¹ O Educativo Bienal trabalhou com 604.184 pessoas de 2009 a 2013, em encontros de formação, ações na comunidade, relatos de professores, laboratórios de material educativo, visitas orientadas, programação paralela à mostra: oficinas, shows, apresentações de narrativas para famílias. As visitas orientadas acontecem com grupos de 20 pessoas.
² Os ateliês e ações poéticas são possibilidades de dialogar com diferentes públicos. Os ateliês são ambientes de criação onde é possível experimentar.

Comunicação
Produção e divulgação de todas as ações realizadas e a realizar, assim como a promoção de conteúdos e documentação do trabalho desenvolvido durante

Pesquisa e material educativo
Engloba todas as ações de produção de conteúdo e se destaca com a realização dos materiais educativos de cada mostra e seus respectivos seminários em educação e arte.



¹ Na 29a Bienal, o Educativo desenvolveu um material educativo em colaboração com a curadoria da mostra e a comunicação da instituição, forma e conteúdo foram concebidas ao mesmo tempo. Foram impressos 40.000 exemplares, distribuídos em cursos de formação e encontros com professores. O material é composto por fichas de artistas com pistas educativas que sugerem ações na sala de aula, cartazes para leituras de imagens compartilhadas e um jogo dos terreiros, através do qual é possível vivenciar conceitos de arte contemporânea brincando. Foi criado de maneira a possibilitar que o professor tenha muitas possibilidades de dinâmicas e diferentes aproximações com a arte.

² Este é o material educativo foi criado por ocasião da 30ª Bienal de São Paulo - Iminência das poéticas, que aconteceu no segundo semestre de 2012. Nele, o professor e os seus alunos são convidados a criar constelações a partir das relações entre as obras. O material é dirigido aos professores de escolas das redes pública e privada, educadores de ONGs e líderes comunitários para ser trabalhado com adultos, jovens e crianças a partir de seis anos.Este material permite propor uma diversidade de ações, tais como conhecer mais sobre os artistas, ler imagens, criar constelações que sejam como uma malha de conexões e ideias que os professores e os seus alunos possam inventar.


Avaliação
Processamento e acompanhamento contínuo de dados quantitativos e qualitativos de todas as ações realizadas em cada ano.
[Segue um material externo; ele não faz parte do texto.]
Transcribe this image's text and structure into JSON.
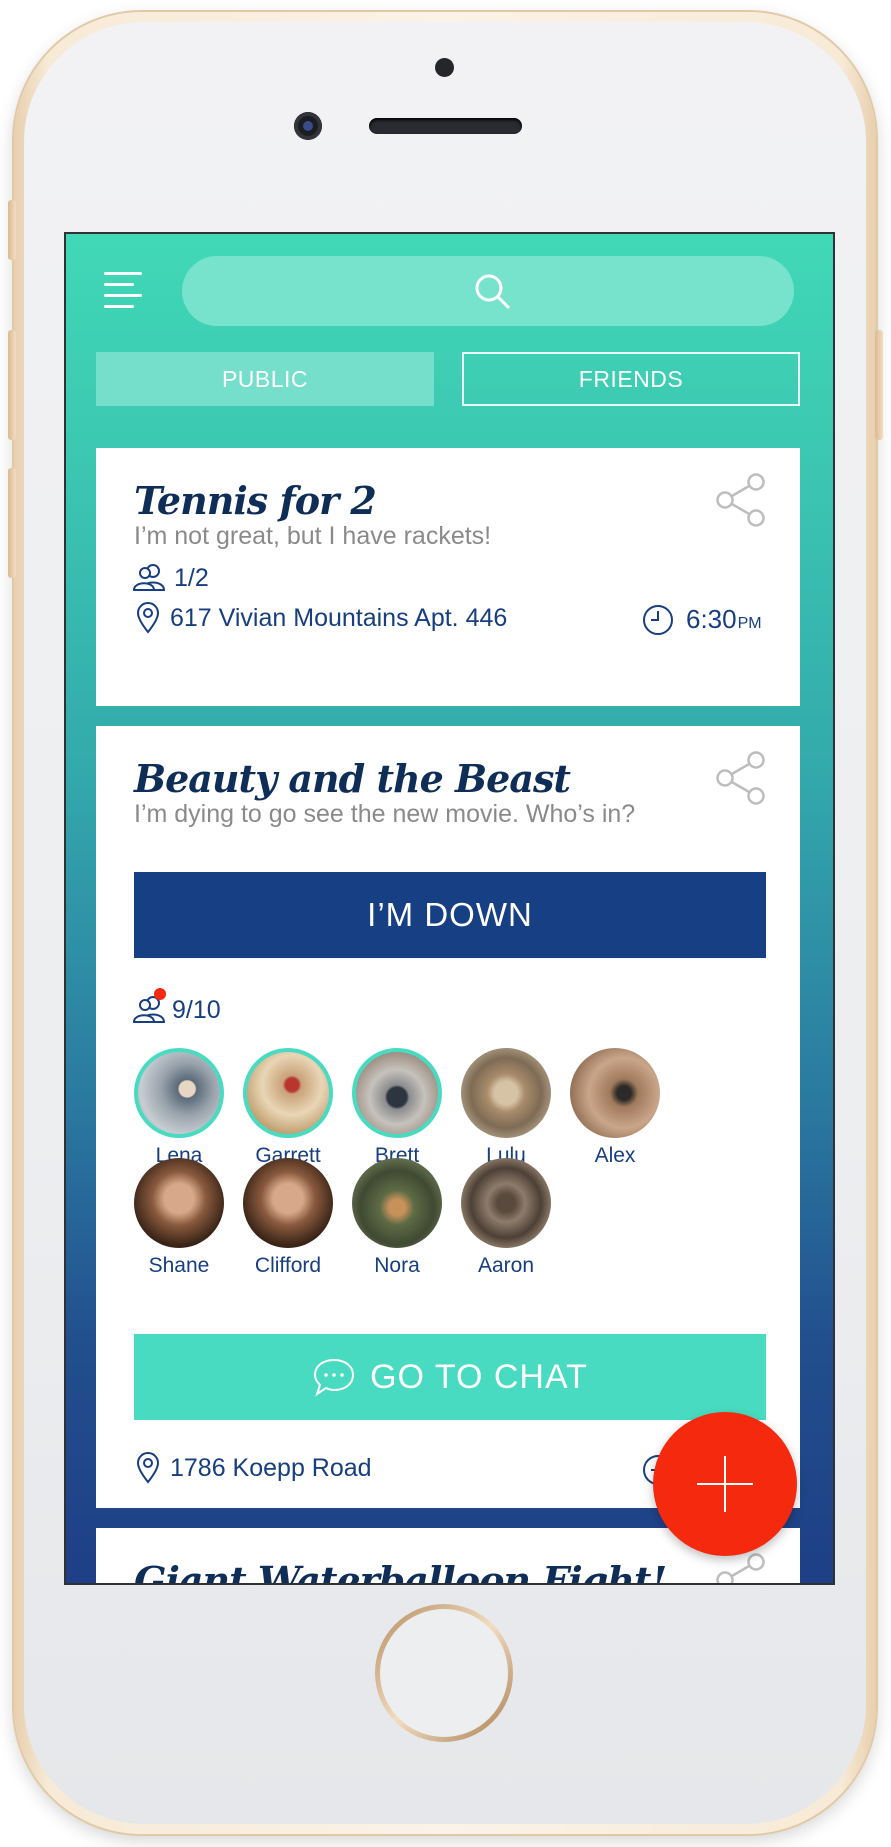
{
  "header": {
    "tabs": [
      {
        "label": "PUBLIC",
        "active": true
      },
      {
        "label": "FRIENDS",
        "active": false
      }
    ]
  },
  "events": [
    {
      "title": "Tennis for 2",
      "description": "I’m not great, but I have rackets!",
      "attendees": "1/2",
      "address": "617 Vivian Mountains Apt. 446",
      "time": "6:30",
      "time_suffix": "PM"
    },
    {
      "title": "Beauty and the Beast",
      "description": "I’m dying to go see the new movie. Who’s in?",
      "join_label": "I’M DOWN",
      "attendees": "9/10",
      "people": [
        {
          "name": "Lena",
          "selected": true
        },
        {
          "name": "Garrett",
          "selected": true
        },
        {
          "name": "Brett",
          "selected": true
        },
        {
          "name": "Lulu",
          "selected": false
        },
        {
          "name": "Alex",
          "selected": false
        },
        {
          "name": "Shane",
          "selected": false
        },
        {
          "name": "Clifford",
          "selected": false
        },
        {
          "name": "Nora",
          "selected": false
        },
        {
          "name": "Aaron",
          "selected": false
        }
      ],
      "chat_label": "GO TO CHAT",
      "address": "1786 Koepp Road"
    },
    {
      "title": "Giant Waterballoon Fight!"
    }
  ],
  "colors": {
    "accent_teal": "#49dbc1",
    "navy": "#173f83",
    "fab_red": "#f4290e"
  },
  "icons": [
    "menu-icon",
    "search-icon",
    "share-icon",
    "people-icon",
    "location-pin-icon",
    "clock-icon",
    "chat-bubble-icon",
    "plus-icon"
  ]
}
Três aspectos fundamentais do trabalho do Educativo Bienal merecem aqui destaque:


Encontros de formação de professores

Durante os quatro anos em que esta equipe esteve presente na Fundação Bienal uma grande preocupação foi sempre pensar e preparar a formação de professores. Acreditamos que todos os lugares são lugares de aprender, cada espaço tem um jeito especial de ensinar e cada pessoa, sua maneira singular de aprender.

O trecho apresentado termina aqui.